Shelith Jacobson will fill Fountain Green council vacancy

Shelith Jacobson will fill Fountain Green council vacancy


By James Tilson




FOUNTAIN GREEN—A new council member was chosen by the Fountain Green City Council, and the city continued to inch toward construction of a new fire station.

Shelith Jacobson and Stuart Smith applied to fill the vacant seat on the council, and their applications were taken up by the council Thursday, Feb. 21. Both candidates emphasized their desire to serve their community.

“We know progress is coming,” said Jacobson. “But we have values that we need to protect.” Jacobson told the council she had worked on the city’s planning commission, and her family has a tradition of service. She has just retired as manager of the radiology department in the Central Valley Medical Center in Nephi, and would have plenty of time to devote to the position.

“My goal is that everyone is represented and the community is one,” said Stuart. “Decisions made should be in the best long-term interest of the city.” While Stuart admitted he was a recent “transplant,” he noted his wife was from Spring City. He recalled his youth in South Jordan, when it used to be like Fountain Green, but “now it’s not because growth was not managed properly.”

After all the councils votes were tallied, Jacobson was declared the winner. However, her term will only last through the end of the year. Her seat, and two others will be up for election in November, and Mayor Willard Wood encouraged Stuart to apply again. The registration time-period for the council seats will be June 3-7.

Mayor Wood also reported on the progress being made to fund a new city fire station. While the city is waiting on the decision by the Community Impact Board (CIB) regarding their application, Jones & DeMille Engineering has given the city “preliminary estimates” concerning two potential building methods for the new building.

According to Kendrick Thomas at Jones & DeMille, the two options are new methods being proposed by Eagle Ridge Span in North Dakota. One method would be to use steel framing, which would be pre-fabricated, in order to reduce the building costs and make the finished product stronger.
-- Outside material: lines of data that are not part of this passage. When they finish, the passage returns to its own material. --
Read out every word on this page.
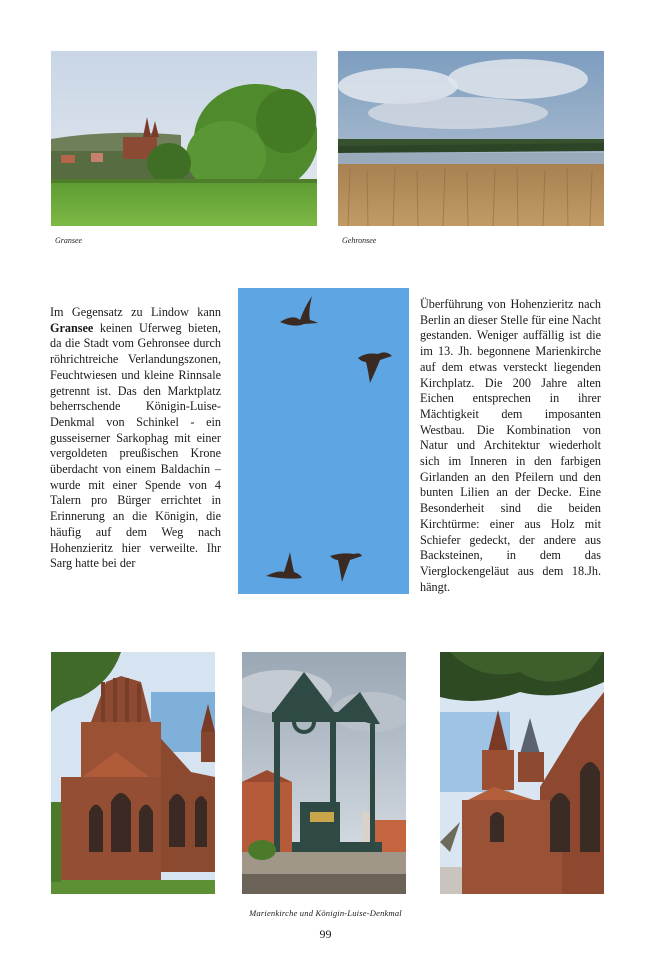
Gransee	Gehronsee

Im Gegensatz zu Lindow kann Gransee keinen Uferweg bieten, da die Stadt vom Gehronsee durch röhrichtreiche Verlandungszonen, Feuchtwiesen und kleine Rinnsale getrennt ist. Das den Marktplatz beherrschende Königin-Luise-Denkmal von Schinkel - ein gusseiserner Sarkophag mit einer vergoldeten preußischen Krone überdacht von einem Baldachin – wurde mit einer Spende von 4 Talern pro Bürger errichtet in Erinnerung an die Königin, die häufig auf dem Weg nach Hohenzieritz hier verweilte. Ihr Sarg hatte bei der

Überführung von Hohenzieritz nach Berlin an dieser Stelle für eine Nacht gestanden. Weniger auffällig ist die im 13. Jh. begonnene Marienkirche auf dem etwas versteckt liegenden Kirchplatz. Die 200 Jahre alten Eichen entsprechen in ihrer Mächtigkeit dem imposanten Westbau. Die Kombination von Natur und Architektur wiederholt sich im Inneren in den farbigen Girlanden an den Pfeilern und den bunten Lilien an der Decke. Eine Besonderheit sind die beiden Kirchtürme: einer aus Holz mit Schiefer gedeckt, der andere aus Backsteinen, in dem das Vierglockengeläut aus dem 18.Jh. hängt.

Marienkirche und Königin-Luise-Denkmal
99
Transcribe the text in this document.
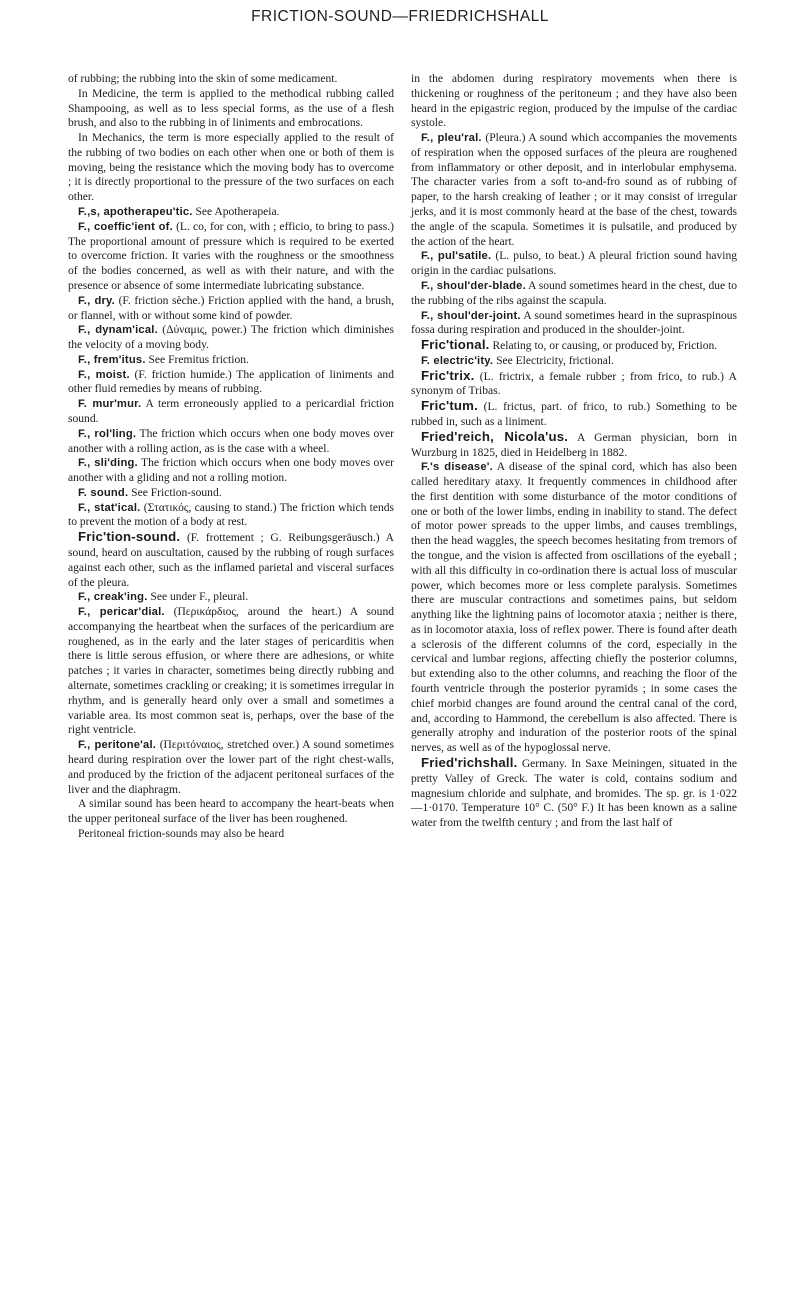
FRICTION-SOUND—FRIEDRICHSHALL

of rubbing; the rubbing into the skin of some medicament.

In Medicine, the term is applied to the methodical rubbing called Shampooing, as well as to less special forms, as the use of a flesh brush, and also to the rubbing in of liniments and embrocations.

In Mechanics, the term is more especially applied to the result of the rubbing of two bodies on each other when one or both of them is moving, being the resistance which the moving body has to overcome ; it is directly proportional to the pressure of the two surfaces on each other.

F.,s, apotherapeu'tic. See Apotherapeia.

F., coeffic'ient of. (L. co, for con, with ; efficio, to bring to pass.) The proportional amount of pressure which is required to be exerted to overcome friction. It varies with the roughness or the smoothness of the bodies concerned, as well as with their nature, and with the presence or absence of some intermediate lubricating substance.

F., dry. (F. friction sèche.) Friction applied with the hand, a brush, or flannel, with or without some kind of powder.

F., dynam'ical. (Δύναμις, power.) The friction which diminishes the velocity of a moving body.

F., frem'itus. See Fremitus friction.

F., moist. (F. friction humide.) The application of liniments and other fluid remedies by means of rubbing.

F. mur'mur. A term erroneously applied to a pericardial friction sound.

F., rol'ling. The friction which occurs when one body moves over another with a rolling action, as is the case with a wheel.

F., sli'ding. The friction which occurs when one body moves over another with a gliding and not a rolling motion.

F. sound. See Friction-sound.

F., stat'ical. (Στατικός, causing to stand.) The friction which tends to prevent the motion of a body at rest.

Fric'tion-sound. (F. frottement ; G. Reibungsgeräusch.) A sound, heard on auscultation, caused by the rubbing of rough surfaces against each other, such as the inflamed parietal and visceral surfaces of the pleura.

F., creak'ing. See under F., pleural.

F., pericar'dial. (Περικάρδιος, around the heart.) A sound accompanying the heartbeat when the surfaces of the pericardium are roughened, as in the early and the later stages of pericarditis when there is little serous effusion, or where there are adhesions, or white patches ; it varies in character, sometimes being directly rubbing and alternate, sometimes crackling or creaking; it is sometimes irregular in rhythm, and is generally heard only over a small and sometimes a variable area. Its most common seat is, perhaps, over the base of the right ventricle.

F., peritone'al. (Περιτόναιος, stretched over.) A sound sometimes heard during respiration over the lower part of the right chest-walls, and produced by the friction of the adjacent peritoneal surfaces of the liver and the diaphragm.

A similar sound has been heard to accompany the heart-beats when the upper peritoneal surface of the liver has been roughened.

Peritoneal friction-sounds may also be heard

in the abdomen during respiratory movements when there is thickening or roughness of the peritoneum ; and they have also been heard in the epigastric region, produced by the impulse of the cardiac systole.

F., pleu'ral. (Pleura.) A sound which accompanies the movements of respiration when the opposed surfaces of the pleura are roughened from inflammatory or other deposit, and in interlobular emphysema. The character varies from a soft to-and-fro sound as of rubbing of paper, to the harsh creaking of leather ; or it may consist of irregular jerks, and it is most commonly heard at the base of the chest, towards the angle of the scapula. Sometimes it is pulsatile, and produced by the action of the heart.

F., pul'satile. (L. pulso, to beat.) A pleural friction sound having origin in the cardiac pulsations.

F., shoul'der-blade. A sound sometimes heard in the chest, due to the rubbing of the ribs against the scapula.

F., shoul'der-joint. A sound sometimes heard in the supraspinous fossa during respiration and produced in the shoulder-joint.

Fric'tional. Relating to, or causing, or produced by, Friction.

F. electric'ity. See Electricity, frictional.

Fric'trix. (L. frictrix, a female rubber ; from frico, to rub.) A synonym of Tribas.

Fric'tum. (L. frictus, part. of frico, to rub.) Something to be rubbed in, such as a liniment.

Fried'reich, Nicola'us. A German physician, born in Wurzburg in 1825, died in Heidelberg in 1882.

F.'s disease'. A disease of the spinal cord, which has also been called hereditary ataxy. It frequently commences in childhood after the first dentition with some disturbance of the motor conditions of one or both of the lower limbs, ending in inability to stand. The defect of motor power spreads to the upper limbs, and causes tremblings, then the head waggles, the speech becomes hesitating from tremors of the tongue, and the vision is affected from oscillations of the eyeball ; with all this difficulty in co-ordination there is actual loss of muscular power, which becomes more or less complete paralysis. Sometimes there are muscular contractions and sometimes pains, but seldom anything like the lightning pains of locomotor ataxia ; neither is there, as in locomotor ataxia, loss of reflex power. There is found after death a sclerosis of the different columns of the cord, especially in the cervical and lumbar regions, affecting chiefly the posterior columns, but extending also to the other columns, and reaching the floor of the fourth ventricle through the posterior pyramids ; in some cases the chief morbid changes are found around the central canal of the cord, and, according to Hammond, the cerebellum is also affected. There is generally atrophy and induration of the posterior roots of the spinal nerves, as well as of the hypoglossal nerve.

Fried'richshall. Germany. In Saxe Meiningen, situated in the pretty Valley of Greck. The water is cold, contains sodium and magnesium chloride and sulphate, and bromides. The sp. gr. is 1·022—1·0170. Temperature 10° C. (50° F.) It has been known as a saline water from the twelfth century ; and from the last half of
The other method would be to use wood instead of steel, which would still be stronger than traditional methods, but less costly.

“We’re still trying to wrap our heads around all the factors” of how and why the methods might be advisable, Thomas said. The estimate is still preliminary until they can completely analyze the Eagle Ridge proposal. Also, they want to wait for the CIB decision before they finalize their estimate.